Now let’s examine the text of Codex W. Compared to the 27th edition of the Nestle-Aland compilation, Codex W has the following variants:
1 – W has a transposition, reading ηρξατο παλιν instead of παλιν ηρξατο.
1 – W has προς instead of παρα. (+3, -3)
1 – W has συνηχθη instead of συνάγεται. (+4, -6)
1 – W adds το before πλοιον. (+2)
1 – W has ενβαντα instead of εμβαντα. (+1, -1)
1 – W has παρα τον αιγιαλον instead of εν τη θαλασση. (+15, - 11)
1 – W has εν τω αιγιαλω instead of προς την θαλασσαν. (+11, -15)
1 – W does not have επι της γης. (-9)
1 – W has ην instead of ησαν. (-2)
2 – W has λεγων instead of πολλα και ελεγεν αυτοις εν τη διδαχη αυτου. (+5, -35)
3 – W has Ακουεται instead of Ακουετε. (+2, -1)
4 – W does not have εγενετο εν τω σπειρειν. (-19)
4 – W has τ before ο μεν. (+1)
4 – W has ορνεα instead of πετεινα. (+4, -6)
5 – W does not have και. (-3)
5 – W has αλλα instead of αλλο. (+1, -1)
5 – W has δε. (+2)
5 – W has τα instead of το. (+1, -1)
5 – W has πετρωδη instead of πετρωδες. (+1, -2)
5 – W has και οτι instead of οπου. (+6, -4)
5 – W has ειχε instead of ειχεν. (-1)
5 – W does not have και after πολλην. (-3)
5 – W has ευθεως instead of ευθυς. (+2, -1)
5 – W has ανετειλε instead of εξανετειλεν. (+2, -3)
5-6 – W does not have δια το μη εχειν βάθος γης και οτε. (-26)
6 – W has ηλιου δε ανατιλαντος instead of ανετειλεν ο ηλιος. (+7, -5)
7 – W has αλλα instead of αλλο. (+1, -1)
7 – W has επι instead of εις. (+2, -2)
7 – W has αυτα instead of αυτο. (+1, -1)
7 – W has εδωκαν instead of εδωκεν. (+1, -1)
8 – W has επεσαν instead of επεσεν. (+1, -1)
8 – W has εδιδει instead of εδιδου. (+2, -2)
8 – W has αυξανομενον instead of αυξανομενα. (+2, -1)
8 – W has φερει instead of εφερεν. (+1, -2)

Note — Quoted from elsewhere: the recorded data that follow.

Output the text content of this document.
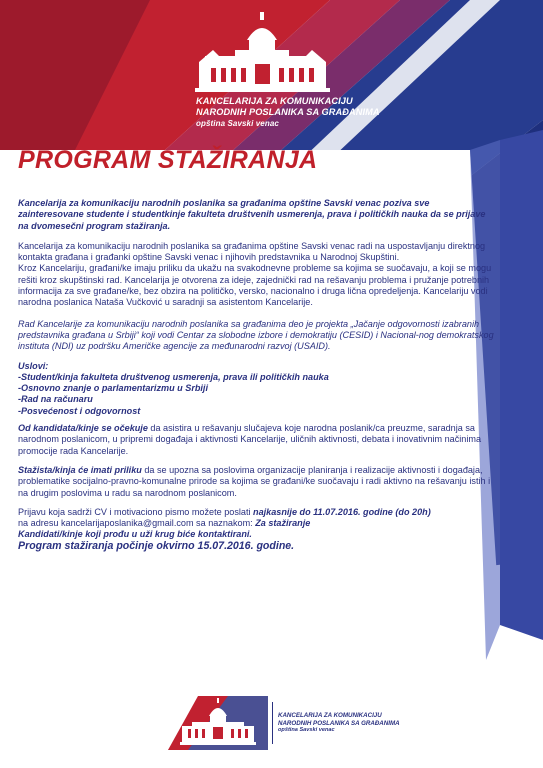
KANCELARIJA ZA KOMUNIKACIJU
NARODNIH POSLANIKA SA GRAĐANIMA
opština Savski venac
PROGRAM STAŽIRANJA

Kancelarija za komunikaciju narodnih poslanika sa građanima opštine Savski venac poziva sve zainteresovane studente i studentkinje fakulteta društvenih usmerenja, prava i političkih nauka da se prijave na dvomesečni program stažiranja.

Kancelarija za komunikaciju narodnih poslanika sa građanima opštine Savski venac radi na uspostavljanju direktnog kontakta građana i građanki opštine Savski venac i njihovih predstavnika u Narodnoj Skupštini.

Kroz Kancelariju, građani/ke imaju priliku da ukažu na svakodnevne probleme sa kojima se suočavaju, a koji se mogu rešiti kroz skupštinski rad. Kancelarija je otvorena za ideje, zajednički rad na rešavanju problema i pružanje potrebnih informacija za sve građane/ke, bez obzira na političko, versko, nacionalno i druga lična opredeljenja. Kancelariju vodi narodna poslanica Nataša Vučković u saradnji sa asistentom Kancelarije.

Rad Kancelarije za komunikaciju narodnih poslanika sa građanima deo je projekta „Jačanje odgovornosti izabranih predstavnika građana u Srbiji“ koji vodi Centar za slobodne izbore i demokratiju (CESID) i Nacional-nog demokratskog instituta (NDI) uz podršku Američke agencije za međunarodni razvoj (USAID).

Uslovi:
-Student/kinja fakulteta društvenog usmerenja, prava ili političkih nauka
-Osnovno znanje o parlamentarizmu u Srbiji
-Rad na računaru
-Posvećenost i odgovornost

Od kandidata/kinje se očekuje da asistira u rešavanju slučajeva koje narodna poslanik/ca preuzme, saradnja sa narodnom poslanicom, u pripremi događaja i aktivnosti Kancelarije, uličnih aktivnosti, debata i inovativnim načinima promocije rada Kancelarije.

Stažista/kinja će imati priliku da se upozna sa poslovima organizacije planiranja i realizacije aktivnosti i događaja, problematike socijalno-pravno-komunalne prirode sa kojima se građani/ke suočavaju i radi aktivno na rešavanju istih i na drugim poslovima u radu sa narodnom poslanicom.

Prijavu koja sadrži CV i motivaciono pismo možete poslati najkasnije do 11.07.2016. godine (do 20h)
na adresu kancelarijaposlanika@gmail.com sa naznakom: Za stažiranje

Kandidati/kinje koji prođu u uži krug biće kontaktirani.

Program stažiranja počinje okvirno 15.07.2016. godine.

KANCELARIJA ZA KOMUNIKACIJU
NARODNIH POSLANIKA SA GRAĐANIMA
opština Savski venac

8 – W has το εν and το εν and το εν instead of εν and εν and εν. (+2, +2, +2)
9 – W has ο εχων instead of ος εχει. (+2, -3)
Calculated by single letters, the text of Codex W has gained 88 non-original letters and has lost 170 original letters, for a total of 258 letters’ worth of corruption. Particularly remarkable are the substitutions in verse 1 and the omissions in verses 2, 4, and 5.
Thus, if we estimate that the Gospel of Mark was composed in the 60’s of the first century, then the text of Mark 4:1-9 in 545 took a 1,360-year journey and ended up with 88 letters’ worth of corruption. Meanwhile, the text of Mark 4:1-9 in Codex W took a 340-year journey and ended up with 258 letters’ worth of corruption – almost three times as much corruption in one-fourth as much time.
[Readers are invited to double-check the comparisons and arithmetic.]
I would like to see, side by side, the 9 verses in question between the two versions. Is there anything really significant in the differences?